Indeed if she wins her party’s nomination (for which she is the current front runner) and goes on to take the general election in the Peach State, the 43-year-old Democratic leader of the Georgia State House will be the first African American woman to be elected the governor of any U.S. state in U.S. history.
She is reportedly considered to be the future of what the Democratic Party represents by many progressives and is widely considered to be on of the most politically savvy leaders in the Georgia state legislature.
The Georgia House minority leader plans to take the office being vacated by Gov. Nathan Deal (R) who has been governor since 2011 and is now being term-limited out of office. This however, is no small undertaking for Abrams. No Democrat has won a statewide office in solidly red Georgia since 2006, and only 11 African American women have ever been elected to any statewide positions in the entire country at this point in U.S. history.
“Pray for me and work with me. I want government to work everyday, for everyone.”
That’s what Stacey Abrams told about 100 of her supporters supporters who gathered with resolve despite the persistent summer swarms of gnats to attend Abrams’ barbecue campaign kickoff event at Chehaw Park in Albany, which is a town about three hours south of Atlanta.
In an interview Abrams said Friday:
“Democrats in the South have to reject the notion that our geography requires that politicians soften our commitment to equality and opportunity and that you have to look a certain way. We have to be architects of progressive solutions, and that means leadership that believes we can defy the odds. I believe Democrats have the ability to win, because we have the votes.”
Abrams says she is running for governor of Georgia because she believes:
“Every Georgian deserves the freedom and the opportunity to thrive, and too many of us are being left behind and left out.”
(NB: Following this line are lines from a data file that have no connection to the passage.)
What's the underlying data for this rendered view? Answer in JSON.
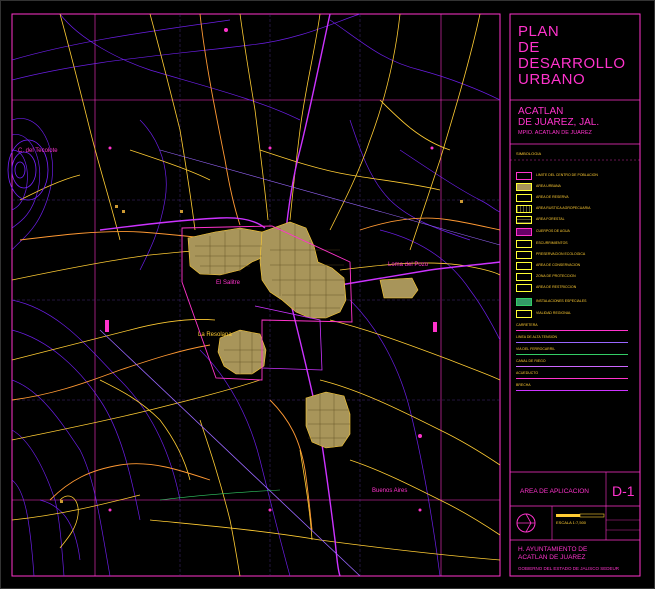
{
  "title_block": {
    "plan_title_lines": [
      "PLAN",
      "DE",
      "DESARROLLO",
      "URBANO"
    ],
    "town_lines": [
      "ACATLAN",
      "DE JUAREZ, JAL."
    ],
    "municipality": "MPIO. ACATLAN DE JUAREZ",
    "legend_heading": "SIMBOLOGIA",
    "sheet_label": "AREA DE APLICACION",
    "sheet_number": "D-1",
    "scale_text": "ESCALA 1:7,500",
    "council_lines": [
      "H. AYUNTAMIENTO DE",
      "ACATLAN DE JUAREZ"
    ],
    "government_line": "GOBIERNO DEL ESTADO DE JALISCO SEDEUR"
  },
  "legend_items": [
    {
      "label": "LIMITE DEL CENTRO DE POBLACION",
      "color": "#ff33cc"
    },
    {
      "label": "AREA URBANA",
      "color": "#cc9933"
    },
    {
      "label": "AREA DE RESERVA",
      "color": "#ffcc33"
    },
    {
      "label": "AREA RUSTICA AGROPECUARIA",
      "color": "#ffcc33"
    },
    {
      "label": "AREA FORESTAL",
      "color": "#ffcc33"
    },
    {
      "label": "CUERPOS DE AGUA",
      "color": "#ff33cc"
    },
    {
      "label": "ESCURRIMIENTOS",
      "color": "#ffcc33"
    },
    {
      "label": "PRESERVACION ECOLOGICA",
      "color": "#ffcc33"
    },
    {
      "label": "AREA DE CONSERVACION",
      "color": "#ffcc33"
    },
    {
      "label": "ZONA DE PROTECCION",
      "color": "#ffcc33"
    },
    {
      "label": "AREA DE RESTRICCION",
      "color": "#ffcc33"
    },
    {
      "label": "INSTALACIONES ESPECIALES",
      "color": "#33cc66"
    },
    {
      "label": "VIALIDAD REGIONAL",
      "color": "#ffcc33"
    }
  ],
  "line_legend": [
    {
      "label": "CARRETERA",
      "color": "#ff33cc"
    },
    {
      "label": "LINEA DE ALTA TENSION",
      "color": "#9966ff"
    },
    {
      "label": "VIA DEL FERROCARRIL",
      "color": "#33cc66"
    },
    {
      "label": "CANAL DE RIEGO",
      "color": "#cc66ff"
    },
    {
      "label": "ACUEDUCTO",
      "color": "#ff33cc"
    },
    {
      "label": "BRECHA",
      "color": "#cc33ff"
    }
  ],
  "map_labels": {
    "hill": "C. del Tecolote",
    "east_place": "Loma del Pozo",
    "southwest_place": "La Resolana",
    "west_place": "El Salitre",
    "southeast_place": "Buenos Aires"
  },
  "colors": {
    "frame": "#ff33cc",
    "road_yellow": "#ffcc33",
    "road_orange": "#ff9933",
    "contour_violet": "#7722ff",
    "highway": "#cc33ff",
    "power_line": "#9966ff",
    "urban": "#a8955a"
  }
}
She calls her own life proof that we can better our lives:
“My life is proof that where you begin doesn’t dictate who you become.”
At her campaign kickoff barbeque, Abrams told her followers that she picked the location because:
“Albany is just like where I grew up. I’m from a town that is about 150 miles from the capital. Sometimes that 150 miles is a lifetime away. I’m from a place that can also be forgotten because it’s not where we think politics and business should happen.”
Abrams says she’ll be able to win because she has the votes:
“We’ve been able to cut their margin of victory in half in two cycles, but what we have never done is reach out to those voters who’ve been left out and been forgotten. What we haven’t done is register hundreds of thousands of new voters who come to the election wanting to see progress, wanting to see opportunity. And what we have not done is build a coalition of voters who have a shared ambition for success. I’ve done that.”